Three years and as many miscarriages later, Mark Owens walked out on his young wife, obtained a quickie divorce in Las Vegas, and married his mistress almost before the ink was dry on the divorce decree. His very pregnant mistress. He’d placed more importance on having a child than on his relationship with Kim, and that was the killing blow to her self-esteem, the blow that kept her awake at night. He’d thrown her aside as easily as he would a malfunctioning toaster and with as little regret. To be so meaningless to someone who’d once promised her so many idealistic but wonderful things, it was really no wonder the last two years had been liberally punctuated with debilitating headaches.
Pressing the heel of her hand against her right eye to stop the nauseating pulse, Kim chewed her lower lip uncertainly. She could simply text Todd and ask him why he’d sent home fishing gear when he detested fishing. There would be a simple explanation, such as someone had convinced him to go fishing and he’d enjoyed it much more than he had in his younger years; a friend who liked to fish was coming home with him and they didn’t want to pay for checking the box on the airline (stupid theory, but it had possibilities). Or perhaps the contents of the box was a message, and the paper coaster a clue. But from whom, and why?
After a while she realized she was sitting on the sofa, staring into the fire, her cell phone open in her hand. She had no recollection of moving, no memory of sending a text, but her sent messages folder showed one placed to her father several minutes earlier. Box of fishing gear arrived today. WTF?? Did you buy out Cabela’s?
A frown puckered her forehead as she tried to recall composing it, but the memory wouldn’t come. With a niggling sense of unease, she went back to the novel, and almost succeeded in putting the incident from her mind.
The nightmare came for the first time that night, blurred images of freezing rain pelting her face; of a broad-shouldered man, dark blue eyes illuminated by the glow of the full moon behind angry storm clouds; of booming thunder drowning out all other sound and flares of lightning blinding her to peril; of a meadow filled with blood and screams and desperation.
She awoke screaming her father’s name, a disquieting sense of déjà vu she recognized following her into consciousness. It came only with certain dreams, the kind she hadn’t had in more than two years.
Anxiety had been her constant companion since the day Todd told her he planned to go to New England for a client to research a small town with one of the highest rates of disappearances and wild animal attacks in the United States. She couldn’t put her finger on what caused her apprehension, but her best friend Bethany had offered her thoughts.
It’s your gift, she’d said calmly, ignoring Kim’s skeptical snort. God gives you a glimpse of knowledge and waits to see what you’re going to do with it.
Yeah, well, Kim had a theory as well: indigestion – the only theory to which she would lend any credence.
That didn’t change the fact that her prophetic dreams always came true. Without fail.
She stared up at the ceiling.
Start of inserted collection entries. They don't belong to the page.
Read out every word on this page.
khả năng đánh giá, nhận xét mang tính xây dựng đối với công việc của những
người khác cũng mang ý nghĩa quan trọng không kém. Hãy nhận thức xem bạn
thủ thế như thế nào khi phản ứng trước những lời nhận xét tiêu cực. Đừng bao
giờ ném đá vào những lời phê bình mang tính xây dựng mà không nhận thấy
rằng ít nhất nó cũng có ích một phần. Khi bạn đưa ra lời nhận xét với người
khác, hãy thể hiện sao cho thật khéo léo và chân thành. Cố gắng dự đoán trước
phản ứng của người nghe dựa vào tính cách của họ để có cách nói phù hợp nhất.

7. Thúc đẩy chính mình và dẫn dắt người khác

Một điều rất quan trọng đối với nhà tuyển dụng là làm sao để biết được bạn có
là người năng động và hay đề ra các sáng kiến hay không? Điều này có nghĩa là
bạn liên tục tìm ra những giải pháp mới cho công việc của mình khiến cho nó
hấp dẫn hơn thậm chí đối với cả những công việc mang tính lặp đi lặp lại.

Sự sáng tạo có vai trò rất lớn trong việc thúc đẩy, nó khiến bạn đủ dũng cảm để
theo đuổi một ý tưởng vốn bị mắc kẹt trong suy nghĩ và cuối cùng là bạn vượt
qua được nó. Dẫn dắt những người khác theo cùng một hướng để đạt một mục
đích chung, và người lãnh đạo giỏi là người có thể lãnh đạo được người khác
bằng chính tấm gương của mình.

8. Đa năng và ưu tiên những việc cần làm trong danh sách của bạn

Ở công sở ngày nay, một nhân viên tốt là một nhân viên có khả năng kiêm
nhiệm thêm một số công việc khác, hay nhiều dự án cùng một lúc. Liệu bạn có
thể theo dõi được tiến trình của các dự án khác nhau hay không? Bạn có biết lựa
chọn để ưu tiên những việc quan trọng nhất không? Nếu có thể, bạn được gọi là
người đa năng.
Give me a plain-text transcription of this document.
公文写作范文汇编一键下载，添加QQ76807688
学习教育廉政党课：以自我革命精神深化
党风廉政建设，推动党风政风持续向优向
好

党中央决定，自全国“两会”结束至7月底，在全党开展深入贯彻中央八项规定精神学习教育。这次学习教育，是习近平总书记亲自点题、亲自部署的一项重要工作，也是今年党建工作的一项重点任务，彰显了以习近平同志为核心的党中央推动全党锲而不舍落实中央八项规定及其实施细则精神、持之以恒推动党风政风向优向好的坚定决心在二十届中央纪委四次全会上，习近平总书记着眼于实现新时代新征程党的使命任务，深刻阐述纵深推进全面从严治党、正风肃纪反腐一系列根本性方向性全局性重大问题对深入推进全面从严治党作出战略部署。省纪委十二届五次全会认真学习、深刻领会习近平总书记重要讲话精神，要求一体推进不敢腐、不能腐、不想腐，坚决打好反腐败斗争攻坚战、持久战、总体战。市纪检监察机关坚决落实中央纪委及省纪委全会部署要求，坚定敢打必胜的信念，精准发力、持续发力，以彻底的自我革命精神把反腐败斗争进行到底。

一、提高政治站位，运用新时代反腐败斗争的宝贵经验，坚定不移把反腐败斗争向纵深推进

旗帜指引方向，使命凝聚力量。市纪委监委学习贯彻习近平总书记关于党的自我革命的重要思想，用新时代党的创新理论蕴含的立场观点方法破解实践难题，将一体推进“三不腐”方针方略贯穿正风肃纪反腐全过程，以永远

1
The frenzied shadows of the wind-blown trees through the weak light of dawn, playing across the ceiling like a frantic ballet, stirred in her a crushing dread.
She considered those indigo eyes, so clear in her dreams that she could have drawn the exact pattern of their green and gold flecks. She considered the dark woods, the snowy sleet that drenched her and her unfamiliar companion, frigid needles that permeated the thin veil between sleep and wakefulness so that her skin felt icy and she shivered even as she huddled beneath a warm quilt. She considered the worst that could happen: her father was in trouble.
And thus, considering the worst, she began to make reckless plans.